CHARLESTON, SOUTH CAROLINA — It's been a slog for Polestar retailers since the Swedish electric vehicle maker planted its flag in the U.S. in the maw of the pandemic.
Polestar, once a tuning division of Volvo Cars, launched when demand for battery-powered vehicles was hot and competition was not. But in the past four years, EV sales have cooled as the supply of new models from legacy automakers and startups has ramped up.
That has put Polestar — a fledgling brand with a single nameplate — in a difficult situation. U.S. sales of that vehicle, the Polestar 2 sedan, slumped 41 percent in the first half of 2024, according to Automotive News Research & Data Center estimates.
But Polestar is primed for growth.

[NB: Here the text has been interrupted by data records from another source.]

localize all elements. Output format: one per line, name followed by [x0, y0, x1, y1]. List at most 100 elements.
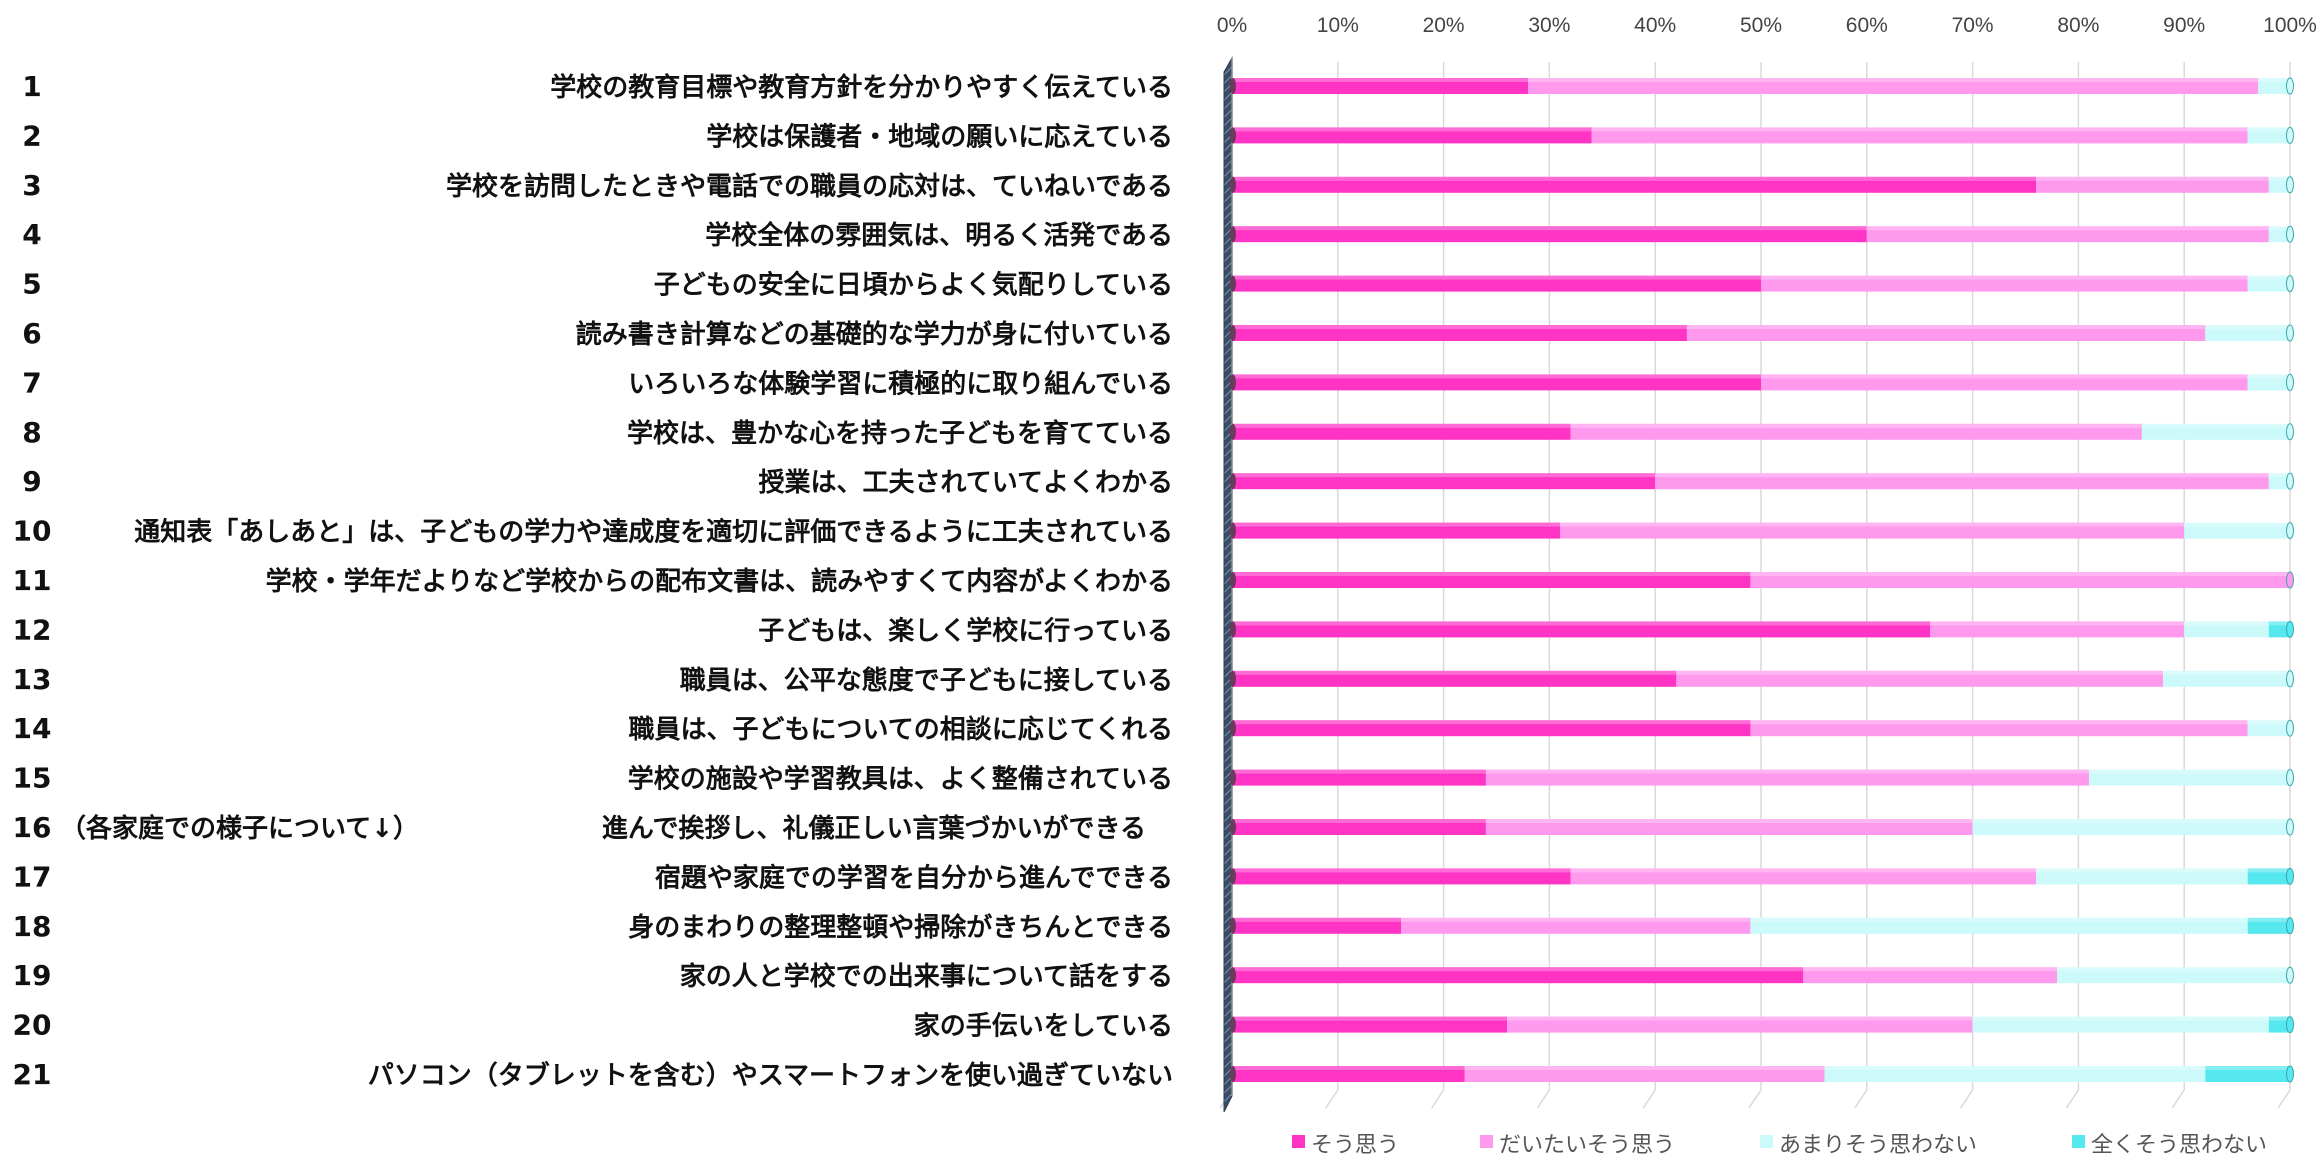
bar-segment [1232, 1016, 1508, 1033]
bar-segment-highlight [2057, 967, 2290, 972]
bar-segment [2205, 1066, 2290, 1082]
bar-start-cap [1230, 423, 1236, 440]
bar-segment-highlight [1570, 868, 2037, 873]
bar-end-cap [2286, 818, 2294, 836]
bar-end-cap [2286, 917, 2294, 935]
legend-swatch [2072, 1135, 2085, 1148]
bar-end-cap [2286, 324, 2294, 342]
bar-segment [1591, 127, 2248, 144]
bar-segment [1232, 967, 1804, 984]
gridline-floor [1748, 1089, 1762, 1109]
bar-segment-highlight [2247, 868, 2290, 873]
bar-segment [1232, 819, 1486, 835]
bar-row [1230, 77, 2294, 95]
question-label: 学校の施設や学習教具は、よく整備されている [628, 764, 1173, 795]
bar-segment-highlight [1232, 1066, 1465, 1070]
question-label: 子どもは、楽しく学校に行っている [758, 615, 1173, 646]
bar-segment [1485, 769, 2089, 786]
bar-segment-highlight [1232, 78, 1529, 82]
bar-segment [1464, 1066, 1825, 1082]
question-number: 18 [13, 910, 52, 943]
question-label: 職員は、子どもについての相談に応じてくれる [629, 714, 1173, 745]
question-label: 学校の教育目標や教育方針を分かりやすく伝えている [550, 72, 1173, 103]
bar-end-cap [2286, 769, 2294, 787]
bar-segment [2247, 720, 2290, 737]
bar-segment-highlight [1824, 1066, 2206, 1070]
bar-end-cap [2286, 571, 2294, 589]
bar-row [1230, 1065, 2294, 1083]
bar-segment-highlight [1232, 819, 1486, 823]
question-number: 11 [13, 564, 52, 597]
question-number: 5 [22, 268, 41, 301]
gridline-floor [1536, 1089, 1551, 1109]
x-tick-label: 20% [1423, 14, 1465, 37]
bar-segment-highlight [2268, 176, 2290, 181]
bar-segment-highlight [1232, 572, 1751, 576]
bar-row [1230, 966, 2294, 984]
x-tick-label: 70% [1952, 14, 1994, 37]
bar-segment [2141, 423, 2290, 440]
bar-start-cap [1230, 127, 1236, 144]
bar-segment-highlight [1507, 1016, 1973, 1021]
bar-segment-highlight [2141, 423, 2290, 428]
bar-end-cap [2286, 867, 2294, 885]
bar-segment-highlight [2258, 78, 2290, 82]
bar-segment [1232, 769, 1486, 786]
bar-segment-highlight [2088, 769, 2290, 774]
legend-swatch [1292, 1135, 1305, 1148]
bar-segment [1232, 473, 1656, 490]
bar-end-cap [2286, 670, 2294, 688]
bar-end-cap [2286, 373, 2294, 391]
bar-end-cap [2286, 225, 2294, 243]
bar-segment-highlight [1559, 522, 2185, 527]
question-number: 14 [13, 712, 52, 745]
bar-segment [2268, 473, 2290, 490]
bar-segment [1750, 572, 2290, 588]
section-note: （各家庭での様子について↓） [60, 813, 419, 844]
bar-segment-highlight [1232, 670, 1677, 675]
bar-segment-highlight [2268, 473, 2290, 478]
bar-end-cap [2286, 1016, 2294, 1034]
question-label: 授業は、工夫されていてよくわかる [759, 468, 1173, 498]
bar-row [1230, 670, 2294, 688]
bar-segment-highlight [2247, 720, 2290, 725]
legend-label: 全くそう思わない [2091, 1133, 2267, 1156]
bar-start-cap [1230, 917, 1236, 934]
question-label: 進んで挨拶し、礼儀正しい言葉づかいができる [602, 813, 1146, 844]
bar-segment-highlight [1232, 917, 1402, 922]
bar-segment-highlight [1866, 226, 2269, 231]
bar-segment [1570, 423, 2142, 440]
bar-segment-highlight [1232, 374, 1761, 379]
bar-segment-highlight [1750, 917, 2248, 922]
bar-segment [2184, 522, 2290, 539]
x-tick-label: 80% [2057, 14, 2099, 37]
bar-segment-highlight [1750, 572, 2290, 576]
bar-row [1230, 423, 2294, 441]
bar-segment [1232, 670, 1677, 687]
x-tick-label: 100% [2263, 14, 2317, 37]
bar-segment-highlight [2268, 226, 2290, 231]
question-label: 宿題や家庭での学習を自分から進んでできる [655, 862, 1173, 893]
bar-segment-highlight [2268, 1016, 2290, 1021]
bar-segment-highlight [2247, 374, 2290, 379]
bar-segment-highlight [1232, 226, 1867, 231]
bar-segment [1761, 275, 2248, 292]
bar-segment-highlight [1232, 275, 1761, 280]
bar-row [1230, 225, 2294, 243]
bar-segment-highlight [2205, 325, 2290, 329]
bar-segment-highlight [1761, 374, 2248, 379]
bar-end-cap [2286, 176, 2294, 194]
bar-segment-highlight [1485, 819, 1973, 823]
x-tick-label: 40% [1634, 14, 1676, 37]
bar-segment-highlight [1972, 1016, 2269, 1021]
bar-segment [2268, 226, 2290, 243]
bar-segment [2268, 621, 2290, 638]
legend-label: そう思う [1311, 1133, 1399, 1156]
bar-segment [1750, 720, 2248, 737]
bar-segment [1866, 226, 2269, 243]
bar-end-cap [2286, 275, 2294, 293]
question-label: 子どもの安全に日頃からよく気配りしている [654, 270, 1173, 301]
bar-segment [1232, 176, 2037, 193]
bar-start-cap [1230, 720, 1236, 737]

The automaker intends to grow its U.S. retail network to support a lineup that will triple in size this year with two premium crossovers.
"We've been waiting for that," Anders Gustafsson, the brand's new North America boss, said at a media event to mark the start of U.S. production of the Polestar 3 crossover. "We are going to attract more than just sedan customers."
Sales of the Polestar 3 large SUV began this month after a year-long delay because of software issues related to a new platform shared with the Volvo EX90.
The lower-priced Polestar 4, a higher-volume coupelike crossover, follows in the fourth quarter.
Two more nameplates — a performance sedan and a swoopy convertible — are on the road map for the next two years.
The competition will be what it is, Gustafsson said. "But it's by far easier [to compete] if you have more than one car," he said, "and now we have three."